We will now use Poisson regression to model both the rate of admission and rejection and compare the inference to teh binomial model’s probability of admission.

Both the binomial and poisson modles constructed below:

# binomial model of overall admission probability
m_binom <- quap(
    alist(
        admit ~ dbinom(applications, p), 
        logit(p) <- a, 
        a ~ dnorm(0, 1.5)
    ), data = d
)

# Poisson model of overall admission rate and rejection rate
# 'reject' is a reserved keyword in Stan
dat <- list(admit = d$admit, rej = d$reject)
m_pois <- ulam(
    alist(
        admit ~ dpois(lambda1), 
        rej ~ dpois(lambda2), 
        log(lambda1) <- a1, 
        log(lambda2) <- a2, 
        c(a1, a2) ~ dnorm(0, 1.5) 
    ), data = dat, chains = 3, cores = 3
)

We will consider only the posterior means for simplicity (the entire posterior matters).
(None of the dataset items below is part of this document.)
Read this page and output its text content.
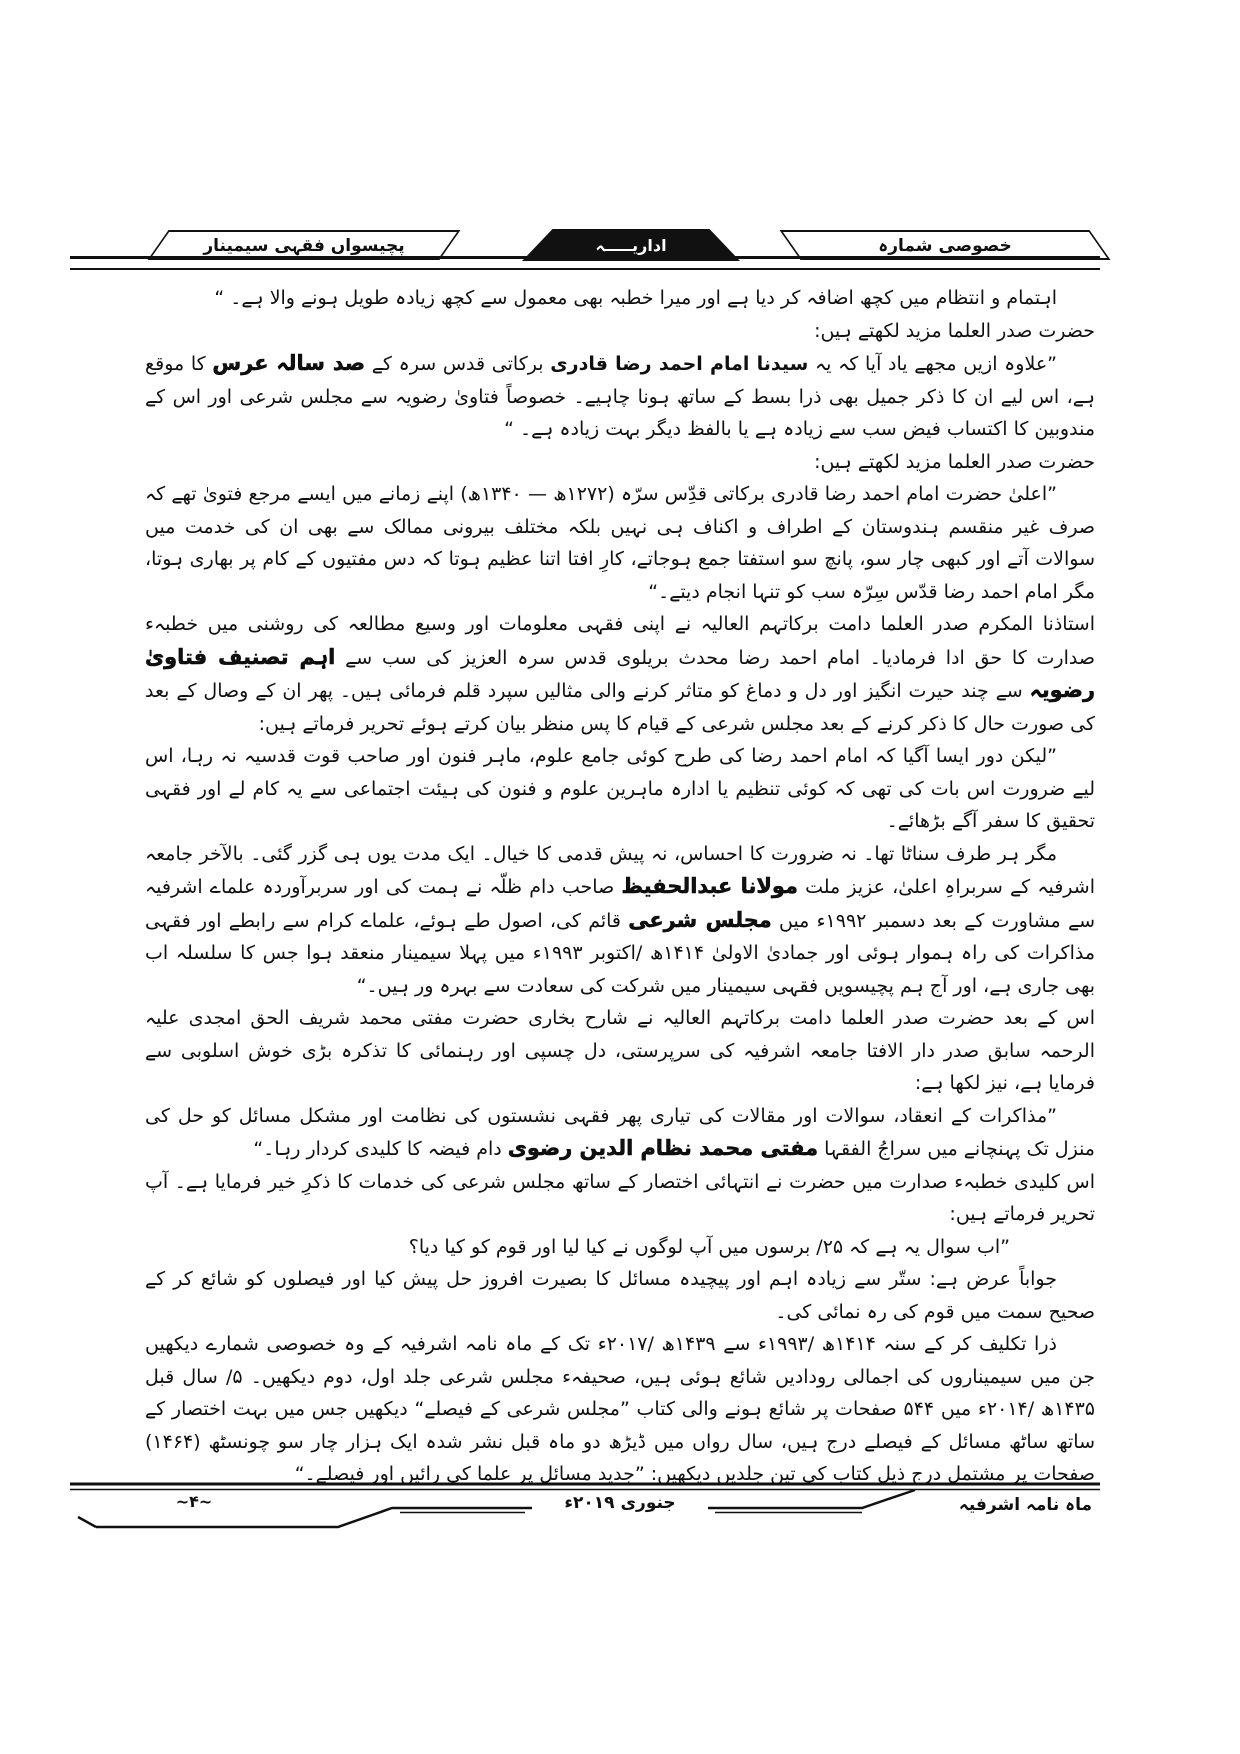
خصوصی شمارہ
اداریـــــہ
پچیسواں فقہی سیمینار

اہتمام و انتظام میں کچھ اضافہ کر دیا ہے اور میرا خطبہ بھی معمول سے کچھ زیادہ طویل ہونے والا ہے۔ “

حضرت صدر العلما مزید لکھتے ہیں:

”علاوہ ازیں مجھے یاد آیا کہ یہ سیدنا امام احمد رضا قادری برکاتی قدس سرہ کے صد سالہ عرس کا موقع ہے، اس لیے ان کا ذکر جمیل بھی ذرا بسط کے ساتھ ہونا چاہیے۔ خصوصاً فتاویٰ رضویہ سے مجلس شرعی اور اس کے مندوبین کا اکتساب فیض سب سے زیادہ ہے یا بالفظ دیگر بہت زیادہ ہے۔ “

حضرت صدر العلما مزید لکھتے ہیں:

”اعلیٰ حضرت امام احمد رضا قادری برکاتی قدِّس سرّہ (۱۲۷۲ھ — ۱۳۴۰ھ) اپنے زمانے میں ایسے مرجع فتویٰ تھے کہ صرف غیر منقسم ہندوستان کے اطراف و اکناف ہی نہیں بلکہ مختلف بیرونی ممالک سے بھی ان کی خدمت میں سوالات آتے اور کبھی چار سو، پانچ سو استفتا جمع ہوجاتے، کارِ افتا اتنا عظیم ہوتا کہ دس مفتیوں کے کام پر بھاری ہوتا، مگر امام احمد رضا قدّس سِرّہ سب کو تنہا انجام دیتے۔“

استاذنا المکرم صدر العلما دامت برکاتہم العالیہ نے اپنی فقہی معلومات اور وسیع مطالعہ کی روشنی میں خطبہء صدارت کا حق ادا فرمادیا۔ امام احمد رضا محدث بریلوی قدس سرہ العزیز کی سب سے اہم تصنیف فتاویٰ رضویہ سے چند حیرت انگیز اور دل و دماغ کو متاثر کرنے والی مثالیں سپرد قلم فرمائی ہیں۔ پھر ان کے وصال کے بعد کی صورت حال کا ذکر کرنے کے بعد مجلس شرعی کے قیام کا پس منظر بیان کرتے ہوئے تحریر فرماتے ہیں:

”لیکن دور ایسا آگیا کہ امام احمد رضا کی طرح کوئی جامع علوم، ماہر فنون اور صاحب قوت قدسیہ نہ رہا، اس لیے ضرورت اس بات کی تھی کہ کوئی تنظیم یا ادارہ ماہرین علوم و فنون کی ہیئت اجتماعی سے یہ کام لے اور فقہی تحقیق کا سفر آگے بڑھائے۔

مگر ہر طرف سناٹا تھا۔ نہ ضرورت کا احساس، نہ پیش قدمی کا خیال۔ ایک مدت یوں ہی گزر گئی۔ بالآخر جامعہ اشرفیہ کے سربراہِ اعلیٰ، عزیز ملت مولانا عبدالحفیظ صاحب دام ظلّہ نے ہمت کی اور سربرآوردہ علماے اشرفیہ سے مشاورت کے بعد دسمبر ۱۹۹۲ء میں مجلس شرعی قائم کی، اصول طے ہوئے، علماے کرام سے رابطے اور فقہی مذاکرات کی راہ ہموار ہوئی اور جمادیٰ الاولیٰ ۱۴۱۴ھ /اکتوبر ۱۹۹۳ء میں پہلا سیمینار منعقد ہوا جس کا سلسلہ اب بھی جاری ہے، اور آج ہم پچیسویں فقہی سیمینار میں شرکت کی سعادت سے بہرہ ور ہیں۔“

اس کے بعد حضرت صدر العلما دامت برکاتہم العالیہ نے شارح بخاری حضرت مفتی محمد شریف الحق امجدی علیہ الرحمہ سابق صدر دار الافتا جامعہ اشرفیہ کی سرپرستی، دل چسپی اور رہنمائی کا تذکرہ بڑی خوش اسلوبی سے فرمایا ہے، نیز لکھا ہے:

”مذاکرات کے انعقاد، سوالات اور مقالات کی تیاری پھر فقہی نشستوں کی نظامت اور مشکل مسائل کو حل کی منزل تک پہنچانے میں سراجُ الفقہا مفتی محمد نظام الدین رضوی دام فیضہ کا کلیدی کردار رہا۔“

اس کلیدی خطبہء صدارت میں حضرت نے انتہائی اختصار کے ساتھ مجلس شرعی کی خدمات کا ذکرِ خیر فرمایا ہے۔ آپ تحریر فرماتے ہیں:

”اب سوال یہ ہے کہ ۲۵/ برسوں میں آپ لوگوں نے کیا لیا اور قوم کو کیا دیا؟

جواباً عرض ہے: ستّر سے زیادہ اہم اور پیچیدہ مسائل کا بصیرت افروز حل پیش کیا اور فیصلوں کو شائع کر کے صحیح سمت میں قوم کی رہ نمائی کی۔

ذرا تکلیف کر کے سنہ ۱۴۱۴ھ /۱۹۹۳ء سے ۱۴۳۹ھ /۲۰۱۷ء تک کے ماہ نامہ اشرفیہ کے وہ خصوصی شمارے دیکھیں جن میں سیمیناروں کی اجمالی رودادیں شائع ہوئی ہیں، صحیفہء مجلس شرعی جلد اول، دوم دیکھیں۔ ۵/ سال قبل ۱۴۳۵ھ /۲۰۱۴ء میں ۵۴۴ صفحات پر شائع ہونے والی کتاب ”مجلس شرعی کے فیصلے“ دیکھیں جس میں بہت اختصار کے ساتھ ساٹھ مسائل کے فیصلے درج ہیں، سال رواں میں ڈیڑھ دو ماہ قبل نشر شدہ ایک ہزار چار سو چونسٹھ (۱۴۶۴) صفحات پر مشتمل درج ذیل کتاب کی تین جلدیں دیکھیں: ”جدید مسائل پر علما کی رائیں اور فیصلے۔“

ماہ نامہ اشرفیہ
جنوری ۲۰۱۹ء
~۴~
First, the inferred binomial probability of admission, across the entire data set, is:

inv_logit(coef(m_binom))

##         a 
## 0.3878045

In the Poisson model, the implied probability of admission is given by:

\[ p_{ADMIT} = \frac{\lambda_1}{\lambda_1 + \lambda_2} = \frac{\exp (a_1)}{\exp(a_1) + \exp(a_2)} \]

In code form:

k <- coef(m_pois)
a1 <- k['a1']
a2 <- k['a2']
exp(a1) / (exp(a1) + exp(a2))

##        a1 
## 0.3876592

We get the same inference as in the binomial model.